(Ilustrasi gambar).
Oleh: Amrullah Andi Faisal, Statistisi Ahli Muda di Sinjai
INSERTRAKYAT.COM,– Kenaikan harga Bahan Bakar Minyak (BBM) komersial pada 1 Juli 2025, mencapai Rp230 sampai Rp590 per liter merupakan konfirmasi kuat, rakyat Indonesia kembali menghadapi tekanan biaya hidup. Kenaikan ini merata di seluruh operator besar, seperti Pertamina, Shell, Vivo dan British Petroleum.
Bersamaan itu, inflasi nasional tercatat 2,37 persen secara tahunan pada Juni 2025, dengan Sulawesi Selatan 2,24 persen. Kombinasi ini menjadi pukulan ganda. energi dan inflasi, dua variabel utama secara langsung menggerus daya beli rakyat.
Kenaikan harga energi berefek domino yang luas. Harga BBM yang lebih mahal menaikkan biata logistik, produksi dan distribusi. Akibatnya, harga barang-barang konsumsi, mulai dari bahan pangan pokok hingga hasil industri, ikut terdorong naik. Kenaikan harga ini kemudian tercermin dalam laju inflasi.
Dampaknya, daya beli masyarakat di kelas bawah dan menengah perkotaan, makin tertekan. Penghasilan mereka tidak naik sebanding lonjakan harga barang dan jasa. Usaha Mikro, Kecil dan Menengah (UMKM) yang bergantung pada angkutan dan pasokan bahan baku, akan susah bersaing, sehingga mengancam keberlanjutan usaha dan lapangan kerja.
Pemerintah perlu merespons dengan kebijakan fiskal yang adaptif dan perlindungan sosial tepat sasaran. Perluasan bantuan sosial yang transparan dan cepat, harus digencarkan yang dibarengi stabilisasi harga pangan melalui operasi pasar, serta pengawasan penyaluran barang-barang pokok. Pemantauan ketat terhadap praktik penimbunan dan spekulasi juga krusial untuk menjaga stabilitas sosial dan ekonomi.
Dalam jangka panjang, ketahanan energi perlu menjadi prioritas nasional. Investasi pada energi baru terbarukan (EBT) seperti tenaga surya dan panas bumi, efisiensi energi melalui program audit energi di industri, serta penguatan ketahanan pasokan domestik bukan lagi pilihan, tapi keharusan strategis demi kemandirian energi dan stabilitas harga di masa depan.

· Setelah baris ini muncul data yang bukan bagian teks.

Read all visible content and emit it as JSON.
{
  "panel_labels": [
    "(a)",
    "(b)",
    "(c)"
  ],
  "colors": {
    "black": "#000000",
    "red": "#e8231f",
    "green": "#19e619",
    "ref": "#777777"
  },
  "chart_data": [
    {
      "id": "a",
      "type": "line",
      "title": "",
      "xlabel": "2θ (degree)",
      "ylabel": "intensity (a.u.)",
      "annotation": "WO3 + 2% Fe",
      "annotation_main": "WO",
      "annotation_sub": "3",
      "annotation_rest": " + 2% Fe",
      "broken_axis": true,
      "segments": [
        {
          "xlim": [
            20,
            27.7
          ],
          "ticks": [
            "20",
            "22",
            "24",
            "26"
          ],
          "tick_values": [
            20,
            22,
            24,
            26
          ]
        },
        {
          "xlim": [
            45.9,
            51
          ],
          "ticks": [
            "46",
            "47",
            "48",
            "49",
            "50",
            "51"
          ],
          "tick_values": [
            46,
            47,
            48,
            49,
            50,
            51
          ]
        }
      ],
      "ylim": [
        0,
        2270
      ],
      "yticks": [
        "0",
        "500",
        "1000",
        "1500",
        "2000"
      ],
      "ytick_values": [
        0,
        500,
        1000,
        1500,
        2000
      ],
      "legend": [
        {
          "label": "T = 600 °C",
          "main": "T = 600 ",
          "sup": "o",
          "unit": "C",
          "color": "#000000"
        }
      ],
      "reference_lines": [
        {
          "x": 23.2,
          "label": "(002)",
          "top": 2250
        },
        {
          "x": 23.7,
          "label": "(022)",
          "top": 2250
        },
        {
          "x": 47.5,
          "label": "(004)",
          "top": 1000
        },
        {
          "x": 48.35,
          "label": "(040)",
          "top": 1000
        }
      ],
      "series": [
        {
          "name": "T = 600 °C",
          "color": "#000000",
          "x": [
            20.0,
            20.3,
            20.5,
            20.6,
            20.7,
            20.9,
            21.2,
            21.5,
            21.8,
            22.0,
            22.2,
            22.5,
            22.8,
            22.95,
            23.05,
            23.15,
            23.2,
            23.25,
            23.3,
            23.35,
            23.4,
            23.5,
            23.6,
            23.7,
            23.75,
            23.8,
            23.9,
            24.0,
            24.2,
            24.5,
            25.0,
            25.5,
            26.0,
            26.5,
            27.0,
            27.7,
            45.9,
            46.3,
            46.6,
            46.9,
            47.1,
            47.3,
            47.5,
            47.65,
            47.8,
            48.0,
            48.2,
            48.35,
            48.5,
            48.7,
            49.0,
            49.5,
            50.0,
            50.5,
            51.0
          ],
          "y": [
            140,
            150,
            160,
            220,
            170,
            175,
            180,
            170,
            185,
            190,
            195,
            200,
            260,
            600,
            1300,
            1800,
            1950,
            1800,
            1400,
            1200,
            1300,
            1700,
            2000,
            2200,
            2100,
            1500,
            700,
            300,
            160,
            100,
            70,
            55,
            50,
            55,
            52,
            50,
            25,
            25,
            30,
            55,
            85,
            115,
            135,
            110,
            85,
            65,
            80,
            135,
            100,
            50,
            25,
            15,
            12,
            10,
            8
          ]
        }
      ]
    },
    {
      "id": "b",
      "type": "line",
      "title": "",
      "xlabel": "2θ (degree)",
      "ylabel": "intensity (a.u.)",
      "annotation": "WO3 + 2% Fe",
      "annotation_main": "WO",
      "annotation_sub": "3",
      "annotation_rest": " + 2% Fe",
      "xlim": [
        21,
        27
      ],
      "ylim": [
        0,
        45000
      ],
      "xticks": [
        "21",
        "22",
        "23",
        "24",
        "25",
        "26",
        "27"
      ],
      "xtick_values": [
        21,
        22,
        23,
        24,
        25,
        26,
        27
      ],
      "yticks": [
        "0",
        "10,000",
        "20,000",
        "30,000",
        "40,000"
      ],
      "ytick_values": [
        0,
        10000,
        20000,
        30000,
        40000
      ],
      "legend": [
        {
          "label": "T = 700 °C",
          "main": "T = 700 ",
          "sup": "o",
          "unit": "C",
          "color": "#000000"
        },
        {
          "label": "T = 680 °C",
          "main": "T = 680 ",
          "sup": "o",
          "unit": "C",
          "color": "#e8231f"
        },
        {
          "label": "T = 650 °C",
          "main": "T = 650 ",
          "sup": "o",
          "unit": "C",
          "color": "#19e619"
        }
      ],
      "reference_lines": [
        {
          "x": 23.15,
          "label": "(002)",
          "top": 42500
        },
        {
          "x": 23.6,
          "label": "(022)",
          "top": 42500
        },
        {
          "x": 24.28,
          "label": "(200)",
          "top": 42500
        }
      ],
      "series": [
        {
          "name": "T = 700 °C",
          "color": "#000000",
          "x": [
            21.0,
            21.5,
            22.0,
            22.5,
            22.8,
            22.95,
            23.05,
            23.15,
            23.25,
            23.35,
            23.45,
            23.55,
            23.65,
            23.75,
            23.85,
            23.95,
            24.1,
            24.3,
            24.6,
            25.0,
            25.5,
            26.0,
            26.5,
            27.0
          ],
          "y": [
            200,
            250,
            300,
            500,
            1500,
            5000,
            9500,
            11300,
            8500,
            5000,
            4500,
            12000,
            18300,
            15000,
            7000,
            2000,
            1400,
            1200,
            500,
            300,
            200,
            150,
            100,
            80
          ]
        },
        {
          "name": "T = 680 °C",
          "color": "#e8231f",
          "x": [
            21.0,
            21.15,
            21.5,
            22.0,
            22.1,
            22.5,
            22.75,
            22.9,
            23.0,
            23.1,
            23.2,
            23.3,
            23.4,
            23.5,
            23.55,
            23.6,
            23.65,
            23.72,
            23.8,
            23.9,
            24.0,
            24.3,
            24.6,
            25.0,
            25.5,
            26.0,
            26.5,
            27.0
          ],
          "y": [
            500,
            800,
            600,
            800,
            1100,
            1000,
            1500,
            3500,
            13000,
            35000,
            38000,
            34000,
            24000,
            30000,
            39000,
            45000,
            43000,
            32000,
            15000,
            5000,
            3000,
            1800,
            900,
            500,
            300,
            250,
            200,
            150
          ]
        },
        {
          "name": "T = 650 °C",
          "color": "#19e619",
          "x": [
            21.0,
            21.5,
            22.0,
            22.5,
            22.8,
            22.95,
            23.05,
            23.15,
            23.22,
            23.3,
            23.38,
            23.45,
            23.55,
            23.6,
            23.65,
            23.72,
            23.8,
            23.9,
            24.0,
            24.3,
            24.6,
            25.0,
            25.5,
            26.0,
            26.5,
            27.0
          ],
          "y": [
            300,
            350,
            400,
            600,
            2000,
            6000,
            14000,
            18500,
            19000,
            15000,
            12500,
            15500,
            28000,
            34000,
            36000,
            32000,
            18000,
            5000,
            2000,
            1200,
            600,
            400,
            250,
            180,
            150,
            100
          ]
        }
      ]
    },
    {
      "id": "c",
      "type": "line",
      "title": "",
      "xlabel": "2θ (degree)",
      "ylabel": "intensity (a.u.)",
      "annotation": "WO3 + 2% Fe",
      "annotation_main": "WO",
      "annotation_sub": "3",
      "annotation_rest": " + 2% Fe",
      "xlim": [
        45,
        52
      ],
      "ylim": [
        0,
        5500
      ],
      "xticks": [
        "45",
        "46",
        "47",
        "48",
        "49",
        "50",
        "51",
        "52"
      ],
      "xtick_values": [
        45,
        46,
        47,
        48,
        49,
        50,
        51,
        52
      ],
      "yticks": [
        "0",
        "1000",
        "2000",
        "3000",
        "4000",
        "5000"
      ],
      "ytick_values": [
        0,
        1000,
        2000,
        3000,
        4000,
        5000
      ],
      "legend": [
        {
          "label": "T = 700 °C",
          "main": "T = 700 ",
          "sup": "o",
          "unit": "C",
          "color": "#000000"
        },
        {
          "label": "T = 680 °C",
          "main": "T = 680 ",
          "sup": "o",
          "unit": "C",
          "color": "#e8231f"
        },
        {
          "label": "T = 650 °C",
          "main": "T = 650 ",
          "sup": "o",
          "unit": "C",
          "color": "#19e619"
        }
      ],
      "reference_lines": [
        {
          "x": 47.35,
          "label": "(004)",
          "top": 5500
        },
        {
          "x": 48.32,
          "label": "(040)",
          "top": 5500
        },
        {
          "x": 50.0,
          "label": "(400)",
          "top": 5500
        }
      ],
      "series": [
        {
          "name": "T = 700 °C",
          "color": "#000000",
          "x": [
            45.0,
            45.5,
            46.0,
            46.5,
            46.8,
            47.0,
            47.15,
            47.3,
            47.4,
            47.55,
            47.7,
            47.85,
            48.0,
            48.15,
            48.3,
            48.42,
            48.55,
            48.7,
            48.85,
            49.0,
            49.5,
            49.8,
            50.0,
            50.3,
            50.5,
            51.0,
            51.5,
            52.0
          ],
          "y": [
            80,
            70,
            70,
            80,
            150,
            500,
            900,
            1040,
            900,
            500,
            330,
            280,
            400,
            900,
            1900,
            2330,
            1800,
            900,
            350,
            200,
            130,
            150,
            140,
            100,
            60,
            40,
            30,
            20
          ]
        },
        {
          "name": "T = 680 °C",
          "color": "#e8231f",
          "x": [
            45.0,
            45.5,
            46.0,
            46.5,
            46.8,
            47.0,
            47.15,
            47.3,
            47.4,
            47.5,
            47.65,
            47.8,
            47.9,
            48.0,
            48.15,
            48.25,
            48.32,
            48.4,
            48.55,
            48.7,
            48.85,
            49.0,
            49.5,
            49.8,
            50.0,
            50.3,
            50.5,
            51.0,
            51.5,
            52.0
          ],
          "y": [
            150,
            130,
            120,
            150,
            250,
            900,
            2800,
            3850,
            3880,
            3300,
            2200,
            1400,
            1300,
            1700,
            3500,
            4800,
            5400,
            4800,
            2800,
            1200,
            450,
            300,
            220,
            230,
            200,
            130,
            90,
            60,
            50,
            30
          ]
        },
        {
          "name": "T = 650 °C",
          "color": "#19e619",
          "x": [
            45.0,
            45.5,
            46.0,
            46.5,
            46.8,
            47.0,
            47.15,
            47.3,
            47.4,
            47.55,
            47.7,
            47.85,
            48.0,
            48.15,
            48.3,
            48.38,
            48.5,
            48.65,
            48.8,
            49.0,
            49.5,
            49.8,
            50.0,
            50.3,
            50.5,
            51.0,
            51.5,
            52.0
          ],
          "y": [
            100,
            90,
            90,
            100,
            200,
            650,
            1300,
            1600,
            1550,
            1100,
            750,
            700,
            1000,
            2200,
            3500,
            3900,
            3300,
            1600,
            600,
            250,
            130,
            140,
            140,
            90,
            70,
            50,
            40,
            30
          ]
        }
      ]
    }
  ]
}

Kita sedang menghadapi tantangan struktural. Kenaikan harga energi dan inflasi merupakan persoalan ekonomi, juga ujian bagi arah kebijakan negara. Apakah kita akan terus menjadi konsumen dari sistem global yang bergejolak, atau mulai membangun dasar ekonomi yang berdaulat, tangguh dan berpihak pada rakyat? Jawabannya terletak pada kemauan politik dan keberanian mengubah orientasi kebijakan.
Rakyat butuh perlindungan, bukan pembiaran. Energi dan harga pangan tak boleh sepenuhnya tunduk pada mekanisme pasar bebas, karena keduanya menyangkut hajat hidup orang banyak. Sudah saatnya negara berdiri sebagai pelindung, bukan hanya pengatur harga. (RED).